Les données publiques dessinent un gisement précis : environ 2 053 logements occupés par leur propriétaire, un bassin de travaux structuré autour de CA de la Région Nazairienne et de l'Estuaire (CARENE), 2 280 logements encore chauffés au gaz ou au fioul, soit 72 % du parc. Ce volume ne préjuge d'aucune éligibilité individuelle : il indique seulement où se concentrent, à Montoir-de-Bretagne, les situations où le scénario décrit sur cette page a le plus de chances d'être pertinent.
Le chiffrage type publié sur cette page part de 110 m², en zone H2b : après un bouquet complet, la consommation recule d'environ 13 600 kWh par an, soit près de 1 460 € au tarif de référence. Côté financement, l'assiette est plafonnée à 40 000 € HT dès trois classes gagnées, l'aide ANAH s'échelonne de 4 000 € à 32 000 € selon le revenu fiscal de référence, et l'accompagnement obligatoire est pris en charge jusqu'à 2 000 €.
Une moyenne de 2.31 personne(s) par logement à Montoir-de-Bretagne : ce chiffre paraît anodin, il commande pourtant le débit de ventilation, le volume d'eau chaude et donc la cohérence de l'isolation du plancher bas avec le reste du bouquet.
Énergie de chauffage en place : 72 % du parc reste au gaz ou au fioul à Montoir-de-Bretagne, soit près de 2 280 logements. Ce point de départ conditionne l'ampleur du gain obtenu par l'isolation du plancher bas, un logement déjà chauffé à l'électricité renouvelable ne dégageant pas la même marge de progression.
La part de propriétaires occupants — 65 % à Montoir-de-Bretagne — dessine le volume de projets réellement engageables à court terme sur l'isolation du plancher bas, soit environ 2 053 logements. Le reste du parc suppose un montage locatif, avec ses propres conditions d'éligibilité.
Avant de choisir, regarder ce qui chauffe déjà : à Montoir-de-Bretagne, le gaz couvre 71 % du parc, le fioul 1 %, l'électricité 26 %. L'isolation du plancher bas s'apprécie à l'aune de cette énergie de départ, seule référence pour estimer l'économie réellement obtenue.

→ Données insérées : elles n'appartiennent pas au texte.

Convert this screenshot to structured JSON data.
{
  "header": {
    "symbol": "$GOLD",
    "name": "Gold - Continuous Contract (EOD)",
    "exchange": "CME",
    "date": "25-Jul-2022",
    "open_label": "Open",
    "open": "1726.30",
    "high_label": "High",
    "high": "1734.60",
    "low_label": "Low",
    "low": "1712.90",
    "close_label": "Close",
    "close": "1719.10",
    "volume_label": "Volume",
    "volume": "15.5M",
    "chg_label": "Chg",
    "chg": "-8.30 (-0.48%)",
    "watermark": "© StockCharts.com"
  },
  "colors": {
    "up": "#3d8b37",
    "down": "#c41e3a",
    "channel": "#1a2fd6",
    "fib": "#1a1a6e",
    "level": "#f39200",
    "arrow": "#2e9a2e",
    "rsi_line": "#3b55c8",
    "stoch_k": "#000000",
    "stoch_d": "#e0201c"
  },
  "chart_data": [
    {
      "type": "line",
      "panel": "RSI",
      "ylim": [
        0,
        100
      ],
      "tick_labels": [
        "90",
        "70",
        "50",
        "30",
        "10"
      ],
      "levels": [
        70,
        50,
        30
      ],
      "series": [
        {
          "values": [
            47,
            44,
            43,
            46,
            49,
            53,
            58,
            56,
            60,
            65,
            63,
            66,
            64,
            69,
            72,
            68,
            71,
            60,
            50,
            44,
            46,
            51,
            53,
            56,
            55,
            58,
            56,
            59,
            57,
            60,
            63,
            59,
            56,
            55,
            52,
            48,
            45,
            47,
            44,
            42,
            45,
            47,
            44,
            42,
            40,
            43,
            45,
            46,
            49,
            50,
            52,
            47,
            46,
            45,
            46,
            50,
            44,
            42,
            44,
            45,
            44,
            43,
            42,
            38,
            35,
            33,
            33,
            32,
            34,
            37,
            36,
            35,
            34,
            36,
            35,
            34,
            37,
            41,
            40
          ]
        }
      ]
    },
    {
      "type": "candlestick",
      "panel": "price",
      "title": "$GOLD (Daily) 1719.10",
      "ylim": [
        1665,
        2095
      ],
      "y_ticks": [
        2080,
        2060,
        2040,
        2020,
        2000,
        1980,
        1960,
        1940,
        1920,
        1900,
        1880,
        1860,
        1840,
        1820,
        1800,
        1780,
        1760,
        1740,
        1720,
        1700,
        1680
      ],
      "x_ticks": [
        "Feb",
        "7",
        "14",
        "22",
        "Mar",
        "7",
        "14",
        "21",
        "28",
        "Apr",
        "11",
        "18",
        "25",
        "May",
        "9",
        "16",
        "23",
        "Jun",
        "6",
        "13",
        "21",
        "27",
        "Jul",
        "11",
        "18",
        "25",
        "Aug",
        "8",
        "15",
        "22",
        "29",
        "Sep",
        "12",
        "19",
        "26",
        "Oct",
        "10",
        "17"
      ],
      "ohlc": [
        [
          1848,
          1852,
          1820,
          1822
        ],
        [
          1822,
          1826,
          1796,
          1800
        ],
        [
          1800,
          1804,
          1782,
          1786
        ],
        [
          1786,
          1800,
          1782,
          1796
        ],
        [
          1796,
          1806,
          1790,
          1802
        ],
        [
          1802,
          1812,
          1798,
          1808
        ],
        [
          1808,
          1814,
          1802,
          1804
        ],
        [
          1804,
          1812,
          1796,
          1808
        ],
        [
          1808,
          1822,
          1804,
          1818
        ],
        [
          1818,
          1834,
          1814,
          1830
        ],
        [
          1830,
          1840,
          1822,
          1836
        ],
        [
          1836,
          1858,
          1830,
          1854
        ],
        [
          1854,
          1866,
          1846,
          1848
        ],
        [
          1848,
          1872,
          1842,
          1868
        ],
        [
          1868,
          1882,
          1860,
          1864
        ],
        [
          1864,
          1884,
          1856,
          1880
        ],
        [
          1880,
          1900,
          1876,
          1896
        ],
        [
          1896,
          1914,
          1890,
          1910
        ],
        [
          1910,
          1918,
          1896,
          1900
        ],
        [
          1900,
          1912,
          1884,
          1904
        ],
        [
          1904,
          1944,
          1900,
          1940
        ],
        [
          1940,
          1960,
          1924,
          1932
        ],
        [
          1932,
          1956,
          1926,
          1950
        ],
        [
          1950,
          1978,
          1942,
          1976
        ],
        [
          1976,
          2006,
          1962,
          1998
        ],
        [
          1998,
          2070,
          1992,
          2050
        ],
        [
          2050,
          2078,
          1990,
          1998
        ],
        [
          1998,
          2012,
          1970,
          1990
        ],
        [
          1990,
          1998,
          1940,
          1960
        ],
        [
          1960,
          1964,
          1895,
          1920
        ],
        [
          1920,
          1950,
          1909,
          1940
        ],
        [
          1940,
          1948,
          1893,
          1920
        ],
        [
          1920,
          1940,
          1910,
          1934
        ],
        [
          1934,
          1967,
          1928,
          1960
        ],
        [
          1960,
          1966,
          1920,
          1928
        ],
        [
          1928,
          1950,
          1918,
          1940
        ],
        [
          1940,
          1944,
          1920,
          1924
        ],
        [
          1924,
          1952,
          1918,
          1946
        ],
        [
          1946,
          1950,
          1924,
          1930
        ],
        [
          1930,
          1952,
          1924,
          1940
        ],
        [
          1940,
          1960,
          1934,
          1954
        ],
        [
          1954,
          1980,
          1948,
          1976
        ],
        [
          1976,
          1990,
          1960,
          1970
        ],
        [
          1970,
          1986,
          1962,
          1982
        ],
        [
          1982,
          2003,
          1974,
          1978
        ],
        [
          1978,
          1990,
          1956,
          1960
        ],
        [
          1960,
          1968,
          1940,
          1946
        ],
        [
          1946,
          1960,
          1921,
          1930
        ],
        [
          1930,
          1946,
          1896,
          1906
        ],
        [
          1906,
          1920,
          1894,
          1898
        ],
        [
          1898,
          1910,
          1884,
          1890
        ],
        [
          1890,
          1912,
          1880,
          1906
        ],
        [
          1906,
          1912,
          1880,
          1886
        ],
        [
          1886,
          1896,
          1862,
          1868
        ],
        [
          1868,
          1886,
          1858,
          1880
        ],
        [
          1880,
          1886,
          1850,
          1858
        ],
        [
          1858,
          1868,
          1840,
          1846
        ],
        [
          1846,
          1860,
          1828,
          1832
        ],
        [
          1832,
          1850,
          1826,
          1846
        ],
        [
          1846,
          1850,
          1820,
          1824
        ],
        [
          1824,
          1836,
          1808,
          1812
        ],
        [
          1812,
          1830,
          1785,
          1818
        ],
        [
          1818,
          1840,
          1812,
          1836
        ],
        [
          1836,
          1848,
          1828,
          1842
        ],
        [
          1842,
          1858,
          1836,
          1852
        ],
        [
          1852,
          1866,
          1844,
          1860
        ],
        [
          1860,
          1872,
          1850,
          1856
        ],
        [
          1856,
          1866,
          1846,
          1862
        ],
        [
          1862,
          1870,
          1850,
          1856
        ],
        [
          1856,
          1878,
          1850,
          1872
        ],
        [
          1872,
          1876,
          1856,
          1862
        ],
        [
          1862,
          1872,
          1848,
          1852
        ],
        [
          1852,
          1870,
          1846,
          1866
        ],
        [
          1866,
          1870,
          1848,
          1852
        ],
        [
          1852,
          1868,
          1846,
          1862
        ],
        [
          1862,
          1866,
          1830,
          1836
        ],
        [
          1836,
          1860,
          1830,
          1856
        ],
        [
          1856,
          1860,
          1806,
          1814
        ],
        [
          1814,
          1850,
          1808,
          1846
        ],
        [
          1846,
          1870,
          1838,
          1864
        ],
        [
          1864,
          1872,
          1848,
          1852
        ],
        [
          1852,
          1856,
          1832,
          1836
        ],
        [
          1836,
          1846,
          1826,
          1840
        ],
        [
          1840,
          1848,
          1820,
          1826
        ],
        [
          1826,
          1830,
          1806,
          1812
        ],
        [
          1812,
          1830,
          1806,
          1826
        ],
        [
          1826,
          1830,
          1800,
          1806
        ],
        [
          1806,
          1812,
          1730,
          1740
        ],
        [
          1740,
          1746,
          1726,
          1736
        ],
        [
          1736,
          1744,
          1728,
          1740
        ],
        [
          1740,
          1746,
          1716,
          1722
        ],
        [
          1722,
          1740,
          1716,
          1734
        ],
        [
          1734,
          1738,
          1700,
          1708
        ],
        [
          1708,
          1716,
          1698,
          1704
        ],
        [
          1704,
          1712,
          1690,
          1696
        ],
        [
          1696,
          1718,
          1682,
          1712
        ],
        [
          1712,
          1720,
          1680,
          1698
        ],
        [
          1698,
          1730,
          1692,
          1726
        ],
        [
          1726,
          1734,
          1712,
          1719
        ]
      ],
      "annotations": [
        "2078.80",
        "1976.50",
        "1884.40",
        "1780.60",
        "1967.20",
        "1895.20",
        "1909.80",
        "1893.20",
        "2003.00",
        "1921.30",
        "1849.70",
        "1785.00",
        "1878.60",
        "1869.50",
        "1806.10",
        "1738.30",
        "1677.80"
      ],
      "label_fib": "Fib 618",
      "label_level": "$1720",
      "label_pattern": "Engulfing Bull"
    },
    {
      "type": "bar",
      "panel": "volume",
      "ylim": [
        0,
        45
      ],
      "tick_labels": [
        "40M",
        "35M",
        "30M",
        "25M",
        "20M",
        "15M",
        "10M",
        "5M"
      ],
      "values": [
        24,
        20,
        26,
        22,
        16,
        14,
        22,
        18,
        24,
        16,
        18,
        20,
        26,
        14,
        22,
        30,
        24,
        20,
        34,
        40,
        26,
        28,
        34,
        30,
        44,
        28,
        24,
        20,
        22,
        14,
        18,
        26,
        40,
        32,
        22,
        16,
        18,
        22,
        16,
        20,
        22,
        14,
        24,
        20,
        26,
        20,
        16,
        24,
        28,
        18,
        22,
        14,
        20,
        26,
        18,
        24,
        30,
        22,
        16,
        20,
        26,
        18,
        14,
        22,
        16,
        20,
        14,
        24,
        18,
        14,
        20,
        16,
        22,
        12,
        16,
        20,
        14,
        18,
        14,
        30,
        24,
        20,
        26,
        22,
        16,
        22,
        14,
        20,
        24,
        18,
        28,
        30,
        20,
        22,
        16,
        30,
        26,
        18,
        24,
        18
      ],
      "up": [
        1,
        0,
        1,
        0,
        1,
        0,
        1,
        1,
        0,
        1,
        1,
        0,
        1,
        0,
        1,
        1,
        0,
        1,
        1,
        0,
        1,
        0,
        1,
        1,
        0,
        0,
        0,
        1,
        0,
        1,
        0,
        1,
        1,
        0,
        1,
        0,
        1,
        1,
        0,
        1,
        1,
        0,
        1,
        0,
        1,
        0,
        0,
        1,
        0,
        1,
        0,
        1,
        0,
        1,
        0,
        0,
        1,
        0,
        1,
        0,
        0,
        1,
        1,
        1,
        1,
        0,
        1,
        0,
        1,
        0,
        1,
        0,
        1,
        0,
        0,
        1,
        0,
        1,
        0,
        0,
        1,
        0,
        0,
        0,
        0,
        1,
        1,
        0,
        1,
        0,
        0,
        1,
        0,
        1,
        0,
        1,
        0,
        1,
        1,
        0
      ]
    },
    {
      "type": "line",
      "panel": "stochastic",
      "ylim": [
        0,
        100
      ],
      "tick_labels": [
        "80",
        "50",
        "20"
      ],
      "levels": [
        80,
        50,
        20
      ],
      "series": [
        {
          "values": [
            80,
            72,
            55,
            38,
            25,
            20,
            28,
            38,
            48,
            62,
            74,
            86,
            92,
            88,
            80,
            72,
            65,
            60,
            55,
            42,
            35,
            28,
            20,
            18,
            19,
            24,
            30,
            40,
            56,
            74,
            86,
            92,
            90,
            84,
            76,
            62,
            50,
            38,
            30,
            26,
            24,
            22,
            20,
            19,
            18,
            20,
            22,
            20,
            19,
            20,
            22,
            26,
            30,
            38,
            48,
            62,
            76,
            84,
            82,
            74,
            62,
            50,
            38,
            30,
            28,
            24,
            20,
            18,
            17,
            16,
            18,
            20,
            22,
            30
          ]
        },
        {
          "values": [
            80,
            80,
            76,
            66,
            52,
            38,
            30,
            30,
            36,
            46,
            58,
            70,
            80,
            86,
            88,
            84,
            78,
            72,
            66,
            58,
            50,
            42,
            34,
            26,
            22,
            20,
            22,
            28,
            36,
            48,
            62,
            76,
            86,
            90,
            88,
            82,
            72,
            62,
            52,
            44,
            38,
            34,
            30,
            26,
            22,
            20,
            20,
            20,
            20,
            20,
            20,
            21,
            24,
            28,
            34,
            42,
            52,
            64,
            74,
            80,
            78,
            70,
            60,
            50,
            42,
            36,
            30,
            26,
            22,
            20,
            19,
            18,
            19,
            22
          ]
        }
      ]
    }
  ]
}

Même projet, aides très différentes : sur l'isolation du plancher bas à Montoir-de-Bretagne, l'aide varie de 4 000 € à 32 000 € selon la catégorie de ressources, avec 24 000 € pour un ménage modeste et 18 000 € pour un intermédiaire. Vérifier son RFR avant de comparer des devis évite bien des déconvenues.
La zone climatique n'est pas un détail administratif : à Montoir-de-Bretagne, en zone H2b, la base conventionnelle retenue est de 225 kWh/m²/an. C'est elle qui fixe le retour sur investissement de l'isolation du plancher bas et qui explique qu'un même ouvrage soit prioritaire ici et secondaire dans une zone plus tempérée.
Exigence opposable à Montoir-de-Bretagne : R ≥ 3 m².K/W en sous-face sur local non chauffé. Elle doit figurer sur le devis initial, pas seulement sur la facture. Un dossier de l'isolation du plancher bas qui en fait l'économie s'expose à un refus de prise en charge, l'aide comme le CEE s'appuyant sur ce critère.